Конечно, нужно побольше выдвигать агрономов на руководящие посты в колхозы. Рано или поздно к тому придем, что и бригадиры у нас будут все агрономы. Но как это сейчас делается у нас?.. У Борзова на столе лежит разнарядка: послать восемь агрономов в колхозы председателями. Есть послать! А кого послать, как послать – это его не очень волнует. Лишь бы выполнить в срок задание по количеству и отчитаться перед обкомом. Но ведь агроному, чтобы он справился с обязанностями председателя, нужно, кроме диплома, иметь и талант организатора. Он должен быть вожаком, массовиком, воспитателем народа. А в первую голову – должен быть готов послужить верой и правдой советской власти на очень трудном посту!.. А мы вот послали в отстающий колхоз Аксенова. Двадцать лет просидел человек в конторе сельхозснаба – не по специальности, счетоводом, наряды какие-то выписывал, должно быть, уже и позабыл всю ту агротехнику, что учил в институте. От трудностей колхозного строительства спасался там. Чего же хорошего дождемся от этого трухляка? Но для отчета перед обкомом годится – диплом о высшем агрономическом образовании имеет…

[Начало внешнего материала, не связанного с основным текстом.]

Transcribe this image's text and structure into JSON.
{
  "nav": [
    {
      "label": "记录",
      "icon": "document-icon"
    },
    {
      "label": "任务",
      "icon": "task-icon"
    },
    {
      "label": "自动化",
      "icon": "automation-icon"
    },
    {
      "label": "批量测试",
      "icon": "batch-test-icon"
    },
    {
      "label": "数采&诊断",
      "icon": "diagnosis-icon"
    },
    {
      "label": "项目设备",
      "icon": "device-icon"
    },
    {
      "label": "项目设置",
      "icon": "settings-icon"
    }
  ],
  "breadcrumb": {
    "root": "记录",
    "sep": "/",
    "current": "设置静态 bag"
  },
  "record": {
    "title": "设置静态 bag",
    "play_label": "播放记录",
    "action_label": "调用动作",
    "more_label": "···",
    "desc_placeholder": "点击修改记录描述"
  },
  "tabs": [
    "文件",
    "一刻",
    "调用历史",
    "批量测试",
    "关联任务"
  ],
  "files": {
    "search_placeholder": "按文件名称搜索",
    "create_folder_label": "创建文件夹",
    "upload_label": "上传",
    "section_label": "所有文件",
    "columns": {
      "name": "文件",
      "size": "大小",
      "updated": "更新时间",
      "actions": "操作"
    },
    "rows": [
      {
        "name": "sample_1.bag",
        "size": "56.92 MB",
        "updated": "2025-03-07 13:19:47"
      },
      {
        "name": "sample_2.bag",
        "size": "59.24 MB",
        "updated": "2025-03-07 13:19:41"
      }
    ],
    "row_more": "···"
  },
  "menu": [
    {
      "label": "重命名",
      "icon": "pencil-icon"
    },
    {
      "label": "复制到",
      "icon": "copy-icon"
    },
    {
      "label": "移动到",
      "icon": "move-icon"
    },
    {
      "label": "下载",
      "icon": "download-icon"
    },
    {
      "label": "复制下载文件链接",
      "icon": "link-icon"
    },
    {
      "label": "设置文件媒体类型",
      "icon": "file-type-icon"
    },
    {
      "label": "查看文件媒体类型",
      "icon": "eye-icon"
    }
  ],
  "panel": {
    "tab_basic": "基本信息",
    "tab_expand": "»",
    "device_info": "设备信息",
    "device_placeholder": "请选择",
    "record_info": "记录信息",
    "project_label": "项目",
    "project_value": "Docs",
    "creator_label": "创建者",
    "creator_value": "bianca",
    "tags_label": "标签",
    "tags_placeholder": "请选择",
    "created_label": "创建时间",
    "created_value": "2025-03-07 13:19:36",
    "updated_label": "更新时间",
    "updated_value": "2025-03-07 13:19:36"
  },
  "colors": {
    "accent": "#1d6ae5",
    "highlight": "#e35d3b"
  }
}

А от таких – много ли проку? Если парень поступил в сельскохозяйственный институт только потому, что не прошел по конкурсу в институт кинематографии, и вся его колхозная практика – выезды на уборочную в колхозы на каникулах? Мы и таких двух агрономов послали в колхозы. Но ребята мне понравились. Комсомольцы, не робеют. Много задору, свежий взгляд на такие вощи, к которым мы уже притерпелись, искренне удивляются, почему мы до сих пор, при нашей передовой науке, при нашей механизации, не берем урожаи пудов по двести с гектара… Если помочь им – может, дело у них пойдет. Но если с первого дня начать стучать кулаком по столу: «Вы же – специалисты! Вы больше других председателей знаете! Я с вас три шкуры спущу!» – не знаю, как оно с ними получится…
Очерку нет пока продолжения, так как пишется он почти с натуры. Он, может быть, вырастет и в повесть, но для этого необходимо развитие событий в жизни. Я встречаю таких людей, слышу такие споры, как у Мартынова с Борзовым, в одном районе.
Какие решения примет обком об этом районе, как пойдут там дела дальше, как повернутся личные судьбы людей, представленных читателю в первых главах, – все это нужно еще понаблюдать в жизни. Возможно, это и будет содержанием следующих глав.